Sisters Louisa and Addie, originally from Ohio, are young and newly married in the late 1800s. When Louisa and her new husband move to a farm in Illinois, she cries at the sight of the rough cabin that will be her home. When Addie moves to China with her husband to be a Protestant missionary, it takes years before she acclimates to the dust. The sisters' narratives begin as they correspond through letters that take months to cross the ocean. Then Addie's letters mysteriously stop. The news that follows slowly makes its way from China to rural Illinois, describing brutal attacks on Christians. These incidents are part of the Boxer Rebellion (see Beyond the Book), and Louisa fears the worst for her sister.
The other two main characters are Hazel and Juanlan; their stories take place in more contemporary times. Hazel is Louisa's daughter, and we are introduced to her in 1999 when, as an elderly woman, she is being moved off the same farm that her mother moved into a century earlier. Hazel's narrative then jumps back to when her own children are young. Her husband suddenly dies and she is left to do all she can to hold on to the farm.

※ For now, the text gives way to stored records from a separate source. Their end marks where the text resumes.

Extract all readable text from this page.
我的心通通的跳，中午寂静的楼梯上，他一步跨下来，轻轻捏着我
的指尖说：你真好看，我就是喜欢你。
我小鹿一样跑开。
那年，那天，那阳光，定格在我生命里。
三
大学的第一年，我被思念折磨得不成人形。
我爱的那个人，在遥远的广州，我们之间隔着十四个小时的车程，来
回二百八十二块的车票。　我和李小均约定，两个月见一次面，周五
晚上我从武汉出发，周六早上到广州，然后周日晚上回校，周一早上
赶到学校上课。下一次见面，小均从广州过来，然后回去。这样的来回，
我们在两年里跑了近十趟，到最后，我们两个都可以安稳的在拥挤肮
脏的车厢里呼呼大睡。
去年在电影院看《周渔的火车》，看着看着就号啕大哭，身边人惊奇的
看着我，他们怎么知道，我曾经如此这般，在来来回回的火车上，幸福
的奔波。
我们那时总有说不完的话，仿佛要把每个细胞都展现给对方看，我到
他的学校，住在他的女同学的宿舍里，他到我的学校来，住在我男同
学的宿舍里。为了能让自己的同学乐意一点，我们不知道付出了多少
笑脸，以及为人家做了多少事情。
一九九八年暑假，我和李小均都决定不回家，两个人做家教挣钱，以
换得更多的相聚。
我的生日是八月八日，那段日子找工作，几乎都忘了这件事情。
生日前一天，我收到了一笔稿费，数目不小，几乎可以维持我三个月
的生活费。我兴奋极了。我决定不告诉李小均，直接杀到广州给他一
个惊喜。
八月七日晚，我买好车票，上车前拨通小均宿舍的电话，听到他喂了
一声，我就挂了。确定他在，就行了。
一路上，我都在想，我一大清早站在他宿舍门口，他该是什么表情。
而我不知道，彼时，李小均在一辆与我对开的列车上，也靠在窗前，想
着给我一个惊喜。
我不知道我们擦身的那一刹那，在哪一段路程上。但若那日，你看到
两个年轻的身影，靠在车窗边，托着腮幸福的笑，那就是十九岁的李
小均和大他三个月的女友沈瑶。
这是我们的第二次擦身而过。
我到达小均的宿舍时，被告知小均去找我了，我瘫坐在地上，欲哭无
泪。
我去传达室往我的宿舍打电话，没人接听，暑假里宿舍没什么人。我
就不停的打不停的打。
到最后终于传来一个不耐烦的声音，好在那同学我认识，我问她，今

The fourth character, Juanlan, is Chinese. A new college graduate in the late 1990s, she is moving back to her home village because her father is ill and she has been unable to secure a professional position in the city with her English degree. While there are familial connections between the two sisters and between Louisa and Hazel, Juanlan seems untethered to the other narratives. We first learn this of Juanlan: "She has a live wire inside her, a little burning blue coil." She feels unsatisfied in many ways, most of them stemming from the roles she reluctantly takes on as translator to a visiting American and as English tutor to the son of a prominent businessman in the village.
It is ultimately Addie's story that propels the novel and builds the connective tissue between the characters. While there are certain things we know through the letters from Addie, her sister Louisa's perspective is clouded by her own desire to be a mother and the repeated miscarriages and deaths of young children she endures. When Louisa finally has a chance to learn what happened to Addie, she chooses not to. But, despite Louisa's unwillingness to face Addie's fate, words from the past manage to reach the more contemporary characters, Hazel and Juanlan.
Though the Boxer Rebellion is the presumed cause of Addie's disappearance, the historic event stays mostly in the background. The meat of the novel comprises the four stories and each character's means of rebelling against the bounds of her circumstance. These personal rebellions aren't easy to define. They are messy. Each character changes her situation, but there is always a price on the other end.
Louisa is a foreigner to farming and all the physical labor it entails. She feels herself drifting away from her sister, unable to fathom what Addie describes of her life in China. Hazel finds herself lost when her husband dies. When the refrain from family and friends is that she can't make it on her own, she only grows more determined.
As a foreign missionary in China, Addie thinks of herself as a circus performer. Her inability to communicate makes her feel as though "she had been locked alone in a cage and only just noticed." Ultimately, her desire to have a meaningful personal relationship fuels her rebellious choice. Juanlan doesn't fit in either, though she is living in her home village. On the one hand, she acts as an advocate and interpreter for foreigners, on the other, she can't reconcile that role with what she sees as real risks to her home her father's failing health and the likelihood that the family business won't succeed. Knowing spoken English makes her valuable, but only to a point. Her rebellion is perhaps the most literal, her actions raw and seemingly instinctual.
In the end, I was left with the feeling that I hadn't quite connected all the dots. How do Hazel and Juanlan read past events, do they consider their relevance to their own lives? Maybe it's okay that these questions remain unanswered. After all, each character proves to be highly skilled at keeping that which is most private all to herself.